PlanningBench:生成可扩展且可驗證的規劃資料,用於評估與訓練大型語言模型
PlanningBench: Generating Scalable and Verifiable Planning Data for Evaluating and Training Large Language Models
May 20, 2026
作者: Ziliang Zhao, Zenan Xu, Shuting Wang, Hongjin Qian, Yan Lei, Minda Hu, Zhao Wang, Shihan Dou, Zhicheng Dou, Pluto Zhou
cs.AI
摘要
規劃能力是大型語言模型(LLM)的基本能力,因為這類複雜任務需要模型將目標、限制條件、資源與長期後果協調成可執行且可驗證的解決方案。然而,現有的規劃基準通常將規劃資料視為固定的實例集合,而非可控的生成目標。這限制了場景覆蓋範圍,將難度與表面代理(而非結構性來源)掛鉤,並且對可擴展生成、自動驗證或規劃導向訓練提供的支援有限。我們提出 PlanningBench,這是一個用於生成可擴展、多樣化且可驗證的規劃資料的框架,適用於評估與訓練。PlanningBench 從真實的規劃場景出發,將實務工作流程抽象化,形成一個包含超過 30 種任務類型、子任務、限制族與難度因素的分類結構。在此分類的引導下,一個基於限制驅動的合成管線會實例化出具有自適應難度控制、品質過濾與實例層級驗證清單的自足規劃問題。這使得規劃資料的構建從固定的基準收集轉向可控的生成,同時保留真實任務的基礎。

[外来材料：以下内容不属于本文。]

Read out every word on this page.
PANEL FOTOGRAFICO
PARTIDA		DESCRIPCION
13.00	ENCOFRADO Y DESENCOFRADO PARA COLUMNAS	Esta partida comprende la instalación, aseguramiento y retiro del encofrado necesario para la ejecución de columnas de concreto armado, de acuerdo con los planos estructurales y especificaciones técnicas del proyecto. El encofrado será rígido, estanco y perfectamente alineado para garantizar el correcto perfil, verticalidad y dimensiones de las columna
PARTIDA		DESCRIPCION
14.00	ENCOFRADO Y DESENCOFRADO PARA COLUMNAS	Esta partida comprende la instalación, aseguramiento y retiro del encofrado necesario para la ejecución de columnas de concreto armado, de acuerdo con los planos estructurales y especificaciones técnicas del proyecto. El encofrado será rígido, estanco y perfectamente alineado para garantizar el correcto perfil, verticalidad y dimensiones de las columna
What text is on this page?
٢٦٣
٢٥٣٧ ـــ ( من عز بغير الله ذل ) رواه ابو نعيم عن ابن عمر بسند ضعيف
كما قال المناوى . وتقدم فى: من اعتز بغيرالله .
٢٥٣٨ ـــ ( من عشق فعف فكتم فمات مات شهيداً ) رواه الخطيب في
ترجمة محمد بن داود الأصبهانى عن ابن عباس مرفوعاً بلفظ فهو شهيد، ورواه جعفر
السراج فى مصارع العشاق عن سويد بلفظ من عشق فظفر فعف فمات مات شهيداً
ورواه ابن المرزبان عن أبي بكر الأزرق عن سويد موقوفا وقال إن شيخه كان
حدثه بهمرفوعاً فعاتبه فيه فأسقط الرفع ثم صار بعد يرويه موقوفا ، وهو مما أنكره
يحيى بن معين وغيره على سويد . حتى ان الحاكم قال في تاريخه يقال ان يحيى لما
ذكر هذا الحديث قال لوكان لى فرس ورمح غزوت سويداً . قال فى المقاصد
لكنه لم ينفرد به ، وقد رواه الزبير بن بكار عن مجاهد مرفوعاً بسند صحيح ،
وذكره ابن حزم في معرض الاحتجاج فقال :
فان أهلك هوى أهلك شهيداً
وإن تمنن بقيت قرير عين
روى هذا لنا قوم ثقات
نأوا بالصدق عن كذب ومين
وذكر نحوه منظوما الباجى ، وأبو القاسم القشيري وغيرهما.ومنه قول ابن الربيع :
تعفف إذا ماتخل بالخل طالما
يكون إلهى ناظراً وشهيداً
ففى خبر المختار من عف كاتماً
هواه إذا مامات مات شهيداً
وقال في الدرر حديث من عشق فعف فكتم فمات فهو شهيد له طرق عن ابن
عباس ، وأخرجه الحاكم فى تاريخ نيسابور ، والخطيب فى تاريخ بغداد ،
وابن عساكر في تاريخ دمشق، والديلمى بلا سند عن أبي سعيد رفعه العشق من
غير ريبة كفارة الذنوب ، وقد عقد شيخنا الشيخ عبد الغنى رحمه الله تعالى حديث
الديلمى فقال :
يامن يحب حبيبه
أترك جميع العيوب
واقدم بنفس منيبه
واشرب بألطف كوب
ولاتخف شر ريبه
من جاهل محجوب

我們使用 PlanningBench 評估開源與閉源的前沿 LLM,發現目前的模型在耦合限制下仍難以產出完整的解決方案。除了評估之外,在經過驗證的 PlanningBench 資料上進行強化學習,可提升模型在未見過的規劃基準與更廣泛的指令遵循任務上的表現。進一步的分析顯示,確定性或明確指定的最優解能提供更清晰的獎勵訊號與更穩定的訓練動態。總體而言,PlanningBench 提供了一個可控的規劃資料來源,用於診斷與提升 LLM 的通用規劃能力。
English
Planning is a fundamental capability for large language models (LLMs) because such complex tasks require models to coordinate goals, constraints, resources, and long-term consequences into executable and verifiable solutions. Existing planning benchmarks, however, usually treat planning data as fixed collections of instances rather than controllable generation targets. This limits scenario coverage, ties difficulty to surface-level proxies rather than structural sources, and offers limited support for scalable generation, automatic verification, or planning-oriented training. We introduce PlanningBench, a framework for generating scalable, diverse, and verifiable planning data for both evaluation and training. PlanningBench starts from real planning scenarios and abstracts practical workflows into a structured taxonomy of more than 30 task types, subtasks, constraint families, and difficulty factors. Guided by this taxonomy, a constraint-driven synthesis pipeline instantiates self-contained planning problems with adaptive difficulty control, quality filtering, and instance-level verification checklists. This shifts planning data construction from fixed benchmark collection to controllable generation while preserving realistic task grounding. We use PlanningBench to evaluate open-source and closed-source frontier LLMs, and find that current models still struggle to produce complete solutions under coupled constraints. Beyond evaluation, reinforcement learning on verified PlanningBench data improves performance on unseen planning benchmarks and broader instruction-following tasks. Further analysis suggests that determinate or well-specified optimal solutions provide clearer reward signals and more stable training dynamics. Overall, PlanningBench provides a controllable source of planning data for diagnosing and improving generalizable planning abilities in LLMs.